2. Match against a command rule registry.
3. Transform stdout/stderr into a structured reducer input when possible.
4. Preserve exit code and failure state.
5. Fall back to generic line/window truncation when no rule matches.
## Rule Shape
```text
InterceptRule {
command: String,
intent: CommandIntent,
parser: OutputParser,
reducer: ReducerKind,
safety: SafetyPolicy,
}
```
## Safety Rules
- Preserve exit code and stderr presence.

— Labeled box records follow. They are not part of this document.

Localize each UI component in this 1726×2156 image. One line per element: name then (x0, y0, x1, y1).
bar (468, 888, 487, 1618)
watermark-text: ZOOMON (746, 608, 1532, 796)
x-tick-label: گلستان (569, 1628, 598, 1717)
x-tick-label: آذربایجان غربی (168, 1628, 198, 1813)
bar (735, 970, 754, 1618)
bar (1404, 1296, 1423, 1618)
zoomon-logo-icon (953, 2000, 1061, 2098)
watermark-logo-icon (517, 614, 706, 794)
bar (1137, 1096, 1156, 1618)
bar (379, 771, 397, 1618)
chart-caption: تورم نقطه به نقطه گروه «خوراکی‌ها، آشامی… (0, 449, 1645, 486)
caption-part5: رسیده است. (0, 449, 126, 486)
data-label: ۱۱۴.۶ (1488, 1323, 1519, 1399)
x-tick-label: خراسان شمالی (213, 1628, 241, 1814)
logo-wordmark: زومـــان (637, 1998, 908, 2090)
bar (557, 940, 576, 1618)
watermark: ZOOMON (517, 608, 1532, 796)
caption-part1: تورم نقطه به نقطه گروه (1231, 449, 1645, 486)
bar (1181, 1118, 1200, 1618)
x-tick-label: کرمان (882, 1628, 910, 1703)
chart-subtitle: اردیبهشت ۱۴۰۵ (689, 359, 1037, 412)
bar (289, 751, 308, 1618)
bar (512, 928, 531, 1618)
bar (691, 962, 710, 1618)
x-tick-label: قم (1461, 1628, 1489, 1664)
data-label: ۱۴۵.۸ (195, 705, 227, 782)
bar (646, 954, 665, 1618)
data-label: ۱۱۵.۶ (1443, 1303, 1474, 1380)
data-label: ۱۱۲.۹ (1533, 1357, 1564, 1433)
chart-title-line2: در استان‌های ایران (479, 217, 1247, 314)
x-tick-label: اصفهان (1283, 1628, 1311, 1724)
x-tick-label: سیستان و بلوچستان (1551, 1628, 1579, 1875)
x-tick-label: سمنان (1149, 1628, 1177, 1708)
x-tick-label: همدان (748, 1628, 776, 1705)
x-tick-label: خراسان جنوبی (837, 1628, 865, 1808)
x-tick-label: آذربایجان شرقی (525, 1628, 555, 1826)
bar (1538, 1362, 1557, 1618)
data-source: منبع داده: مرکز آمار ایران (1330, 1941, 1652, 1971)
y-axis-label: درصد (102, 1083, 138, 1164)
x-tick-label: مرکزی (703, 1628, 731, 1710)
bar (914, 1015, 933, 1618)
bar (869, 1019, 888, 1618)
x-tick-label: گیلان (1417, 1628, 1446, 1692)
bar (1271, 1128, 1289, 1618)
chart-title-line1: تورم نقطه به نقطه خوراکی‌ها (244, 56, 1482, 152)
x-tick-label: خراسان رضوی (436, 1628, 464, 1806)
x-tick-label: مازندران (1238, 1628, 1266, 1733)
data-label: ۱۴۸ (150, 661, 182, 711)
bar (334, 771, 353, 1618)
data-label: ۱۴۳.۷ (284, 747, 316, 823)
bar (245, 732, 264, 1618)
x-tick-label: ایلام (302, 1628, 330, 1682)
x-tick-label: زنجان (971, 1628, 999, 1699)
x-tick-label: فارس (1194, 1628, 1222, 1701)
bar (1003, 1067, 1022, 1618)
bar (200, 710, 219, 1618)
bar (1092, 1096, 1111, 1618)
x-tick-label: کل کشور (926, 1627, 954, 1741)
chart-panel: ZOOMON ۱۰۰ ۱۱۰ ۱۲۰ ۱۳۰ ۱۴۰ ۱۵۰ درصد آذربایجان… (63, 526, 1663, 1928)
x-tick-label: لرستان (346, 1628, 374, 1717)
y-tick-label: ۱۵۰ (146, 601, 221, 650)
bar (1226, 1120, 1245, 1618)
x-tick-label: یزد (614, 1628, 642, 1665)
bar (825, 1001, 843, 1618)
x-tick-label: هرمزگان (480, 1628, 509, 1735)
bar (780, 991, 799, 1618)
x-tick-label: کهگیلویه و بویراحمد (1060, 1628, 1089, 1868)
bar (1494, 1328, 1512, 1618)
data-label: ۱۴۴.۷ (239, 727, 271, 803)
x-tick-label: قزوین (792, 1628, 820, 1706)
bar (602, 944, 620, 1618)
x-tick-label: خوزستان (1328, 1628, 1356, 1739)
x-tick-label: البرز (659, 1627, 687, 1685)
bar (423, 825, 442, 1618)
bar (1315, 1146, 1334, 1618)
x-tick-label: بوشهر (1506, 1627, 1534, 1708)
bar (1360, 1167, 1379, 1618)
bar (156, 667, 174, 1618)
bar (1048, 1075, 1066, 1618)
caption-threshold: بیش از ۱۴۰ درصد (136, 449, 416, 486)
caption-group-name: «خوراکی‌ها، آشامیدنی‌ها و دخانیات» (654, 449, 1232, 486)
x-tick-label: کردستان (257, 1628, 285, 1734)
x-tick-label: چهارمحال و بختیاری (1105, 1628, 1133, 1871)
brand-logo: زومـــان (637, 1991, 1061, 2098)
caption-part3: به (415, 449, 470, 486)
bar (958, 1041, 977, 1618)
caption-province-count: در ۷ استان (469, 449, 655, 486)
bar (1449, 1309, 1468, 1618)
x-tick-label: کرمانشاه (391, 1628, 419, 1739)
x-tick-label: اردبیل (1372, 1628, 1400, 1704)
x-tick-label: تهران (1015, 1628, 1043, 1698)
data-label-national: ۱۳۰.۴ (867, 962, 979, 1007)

- Never hide failing command output entirely.
- Do not reinterpret side-effecting commands as read-only.
- Keep raw excerpts for diagnostics.
## TinyJuice Fit
The existing rule scaffold can support command-intent fixtures:
```text
src/rules/
src/vendor/rules/
src/compressors/log.rs
src/compressors/code.rs
src/compressors/search.rs
```
The host adapter decides whether interception or command rewriting is allowed.
## Test Fixtures
- `grep` routes to search reducer;
- `cat` source file routes to AST stub reducer;
- failing command preserves stderr;
- unknown command uses generic truncation;
- ambiguous rule mappings are rejected.